SD
Every day is a fight

All this pain

I wanna come back to blogging. I have so much inside me that I feel I’m gonna burst. Things I can’t share even with those friends I have learned to trust. Maybe I can blog about it? I will try. I will make this blog open again because I don’t wanna hide. I’m not always sane but it goes by, I’ve said things I should’ve not said. I can’t say I regret anything though. Fuck off if you don’t like it.

Go to my new favourite page on Tumblr, read some stuff, watch pics. I feel warmth, happiness, love. And at the same time the pain inside is getting unbearable. I think I can’t live like this. I’m breaking. Then I wipe my tears pull myself together try to forget. Impossible. It will always be there to haunt me. This body. I can’t escape it. It’s ugly. It’s wrong. It doesn’t belong to me. The inside of me is hiding, crying, living in fear. It’s like my whole childhood repeated, only not for the outer me but the inner me. My identity is shattered, has always been. Even if I manage to put the puzzle together the frame is still missing, it’s wrong shape, bad, doesn’t fit the innards. I should know no fear but I do, with this. I don’t fear future or change, I fear my family, aka those who are called relatives. I have already closed them outside.

Since the incident in school I also have started again to close other people out. Everybody is my enemy. Can’t trust cause trust is rewarded with trouble and pain. This can greatly affect my survival in this class til the end of the schoolyear. I’m not sure if I can do it. I can’t be around with people whom I see as enemies. I don’t know who reported me, so I just have to count with anyone, everyone. They have plotted against me cause they don’t like me, the way they look at me – they look at a criminal. It’s in their voices, eyes, faces, mouths, hands, the way they walk, the way they hold their head high up to the skies. I have never met as intolerant people as within those who preach about tolerance and accepting differences. Often I feel like I wanna go and kill them all. I can’t protect myself cause whatever I do they will always win. Everything they do is right, doesn’t matter how evil it ever is.
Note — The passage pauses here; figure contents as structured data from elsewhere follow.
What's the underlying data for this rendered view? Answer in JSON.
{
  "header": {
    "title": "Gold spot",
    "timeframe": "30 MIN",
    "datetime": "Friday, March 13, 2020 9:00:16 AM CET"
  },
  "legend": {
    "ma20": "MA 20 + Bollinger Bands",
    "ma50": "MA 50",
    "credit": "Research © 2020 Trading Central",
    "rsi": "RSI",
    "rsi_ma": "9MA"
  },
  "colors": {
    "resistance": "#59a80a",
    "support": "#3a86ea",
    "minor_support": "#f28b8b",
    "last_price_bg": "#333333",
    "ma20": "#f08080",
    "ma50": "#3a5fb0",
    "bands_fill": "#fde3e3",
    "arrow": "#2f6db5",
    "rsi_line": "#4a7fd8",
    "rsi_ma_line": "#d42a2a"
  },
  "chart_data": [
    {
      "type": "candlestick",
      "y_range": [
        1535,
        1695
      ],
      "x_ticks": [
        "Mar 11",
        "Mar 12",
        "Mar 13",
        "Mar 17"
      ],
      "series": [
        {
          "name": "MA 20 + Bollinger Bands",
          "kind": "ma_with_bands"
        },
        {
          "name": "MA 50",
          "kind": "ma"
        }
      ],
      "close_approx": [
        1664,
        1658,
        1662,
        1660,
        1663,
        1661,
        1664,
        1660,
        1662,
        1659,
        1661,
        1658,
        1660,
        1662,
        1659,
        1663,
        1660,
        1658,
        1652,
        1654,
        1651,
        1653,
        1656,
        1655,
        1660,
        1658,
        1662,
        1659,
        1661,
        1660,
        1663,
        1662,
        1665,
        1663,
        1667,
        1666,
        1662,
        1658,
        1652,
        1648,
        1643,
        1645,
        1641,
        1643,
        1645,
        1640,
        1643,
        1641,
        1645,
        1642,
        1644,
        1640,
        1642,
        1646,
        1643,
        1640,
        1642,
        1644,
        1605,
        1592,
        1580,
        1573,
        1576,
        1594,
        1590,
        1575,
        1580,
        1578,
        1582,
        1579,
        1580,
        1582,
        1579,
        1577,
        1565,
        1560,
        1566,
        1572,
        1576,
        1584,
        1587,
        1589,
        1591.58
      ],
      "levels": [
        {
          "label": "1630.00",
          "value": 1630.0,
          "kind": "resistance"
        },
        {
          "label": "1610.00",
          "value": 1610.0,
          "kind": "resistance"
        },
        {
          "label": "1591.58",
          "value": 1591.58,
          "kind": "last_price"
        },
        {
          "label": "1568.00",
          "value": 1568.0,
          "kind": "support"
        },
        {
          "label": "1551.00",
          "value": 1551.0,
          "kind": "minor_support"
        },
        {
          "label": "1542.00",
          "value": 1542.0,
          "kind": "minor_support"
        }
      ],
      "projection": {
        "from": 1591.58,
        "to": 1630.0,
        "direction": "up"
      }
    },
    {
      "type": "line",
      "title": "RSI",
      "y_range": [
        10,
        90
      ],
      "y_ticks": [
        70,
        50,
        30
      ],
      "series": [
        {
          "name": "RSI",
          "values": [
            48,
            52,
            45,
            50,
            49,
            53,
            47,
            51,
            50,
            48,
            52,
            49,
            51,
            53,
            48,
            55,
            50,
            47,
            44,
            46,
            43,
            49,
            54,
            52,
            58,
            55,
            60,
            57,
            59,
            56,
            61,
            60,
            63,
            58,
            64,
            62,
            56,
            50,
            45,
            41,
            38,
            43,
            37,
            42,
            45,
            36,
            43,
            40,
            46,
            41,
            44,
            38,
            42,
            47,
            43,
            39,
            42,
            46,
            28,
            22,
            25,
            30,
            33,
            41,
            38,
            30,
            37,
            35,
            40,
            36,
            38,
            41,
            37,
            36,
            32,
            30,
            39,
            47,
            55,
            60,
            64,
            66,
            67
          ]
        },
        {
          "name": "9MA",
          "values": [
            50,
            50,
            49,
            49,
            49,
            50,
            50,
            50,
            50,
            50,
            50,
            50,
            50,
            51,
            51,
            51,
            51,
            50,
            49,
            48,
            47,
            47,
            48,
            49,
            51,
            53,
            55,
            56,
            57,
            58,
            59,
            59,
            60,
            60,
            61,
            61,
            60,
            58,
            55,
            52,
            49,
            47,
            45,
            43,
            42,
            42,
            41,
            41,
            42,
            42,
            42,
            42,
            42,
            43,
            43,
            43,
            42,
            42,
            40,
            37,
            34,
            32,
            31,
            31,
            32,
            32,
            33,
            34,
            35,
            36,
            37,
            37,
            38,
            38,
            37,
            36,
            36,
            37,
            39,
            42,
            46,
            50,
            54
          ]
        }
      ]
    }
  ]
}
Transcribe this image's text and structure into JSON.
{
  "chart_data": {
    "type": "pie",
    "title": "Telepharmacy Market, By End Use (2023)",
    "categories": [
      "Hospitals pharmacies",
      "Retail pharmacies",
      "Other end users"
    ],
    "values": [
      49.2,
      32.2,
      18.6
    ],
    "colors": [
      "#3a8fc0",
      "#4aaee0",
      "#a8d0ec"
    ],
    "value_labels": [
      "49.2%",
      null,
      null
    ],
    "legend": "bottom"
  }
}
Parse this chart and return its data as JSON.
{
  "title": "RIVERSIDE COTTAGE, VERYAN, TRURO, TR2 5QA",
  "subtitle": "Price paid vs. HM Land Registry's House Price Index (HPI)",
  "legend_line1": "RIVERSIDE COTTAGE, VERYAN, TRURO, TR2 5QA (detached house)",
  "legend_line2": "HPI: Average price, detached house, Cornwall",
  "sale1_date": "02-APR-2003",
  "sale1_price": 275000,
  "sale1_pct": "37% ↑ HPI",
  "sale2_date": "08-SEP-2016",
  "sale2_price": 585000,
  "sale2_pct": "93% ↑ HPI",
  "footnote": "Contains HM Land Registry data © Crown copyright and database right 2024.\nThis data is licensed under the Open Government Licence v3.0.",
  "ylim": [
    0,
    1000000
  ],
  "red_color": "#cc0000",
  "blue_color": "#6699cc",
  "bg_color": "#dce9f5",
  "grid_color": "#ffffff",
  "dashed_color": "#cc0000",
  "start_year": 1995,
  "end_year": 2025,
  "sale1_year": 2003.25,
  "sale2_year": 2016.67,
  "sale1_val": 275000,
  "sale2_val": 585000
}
And all I do is wrong cause I have no worth, and no rights. And this is how it’s always been.

And this is why I’m such an angry person. The hate towards all people is caused by how they treat me. And it makes me unstable. I don’t wanna be like that. I wanna be whole person, happy and satisfied, look right, get rid of this shit around me. There are still strong moments I just wanna give up and kill myself. I have not had these thoughts for years anymore. But all this stress… I can’t take this anymore. If I try tell someone they don’t believe me, they won’t even listen. They think they know better where my problems lie. But they don’t see this inside. When I look into my eyes in mirror they tell me different story than this body. People don’t see. They look into my eyes and look straight through me.

In dreams I’m only free. I’d like to set my mind free. In death. I could be born again far away, in a body that feels right, in a place that’s friendly to me. Even a life as a fly would be better.

Every day pretending, being brave, not showing any pain or fear, it’s draining me. But if I show my true feelings, if I let those bastards break me I will never forgive myself. Not acceptable. They will not see me cry. Even if I die in the end they will not see me get weak before them. AND I will NOT stop posting my videos in Youtube, and I will NOT give up my hobbies and friends, or my family. I’ll train my cat to fight and they get my guns only over my cold dead body. If loving my family is a crime then it’ll be. I don’t care. I won’t stop loving them because they are what keeps me alive. I kill myself if they are taken from me.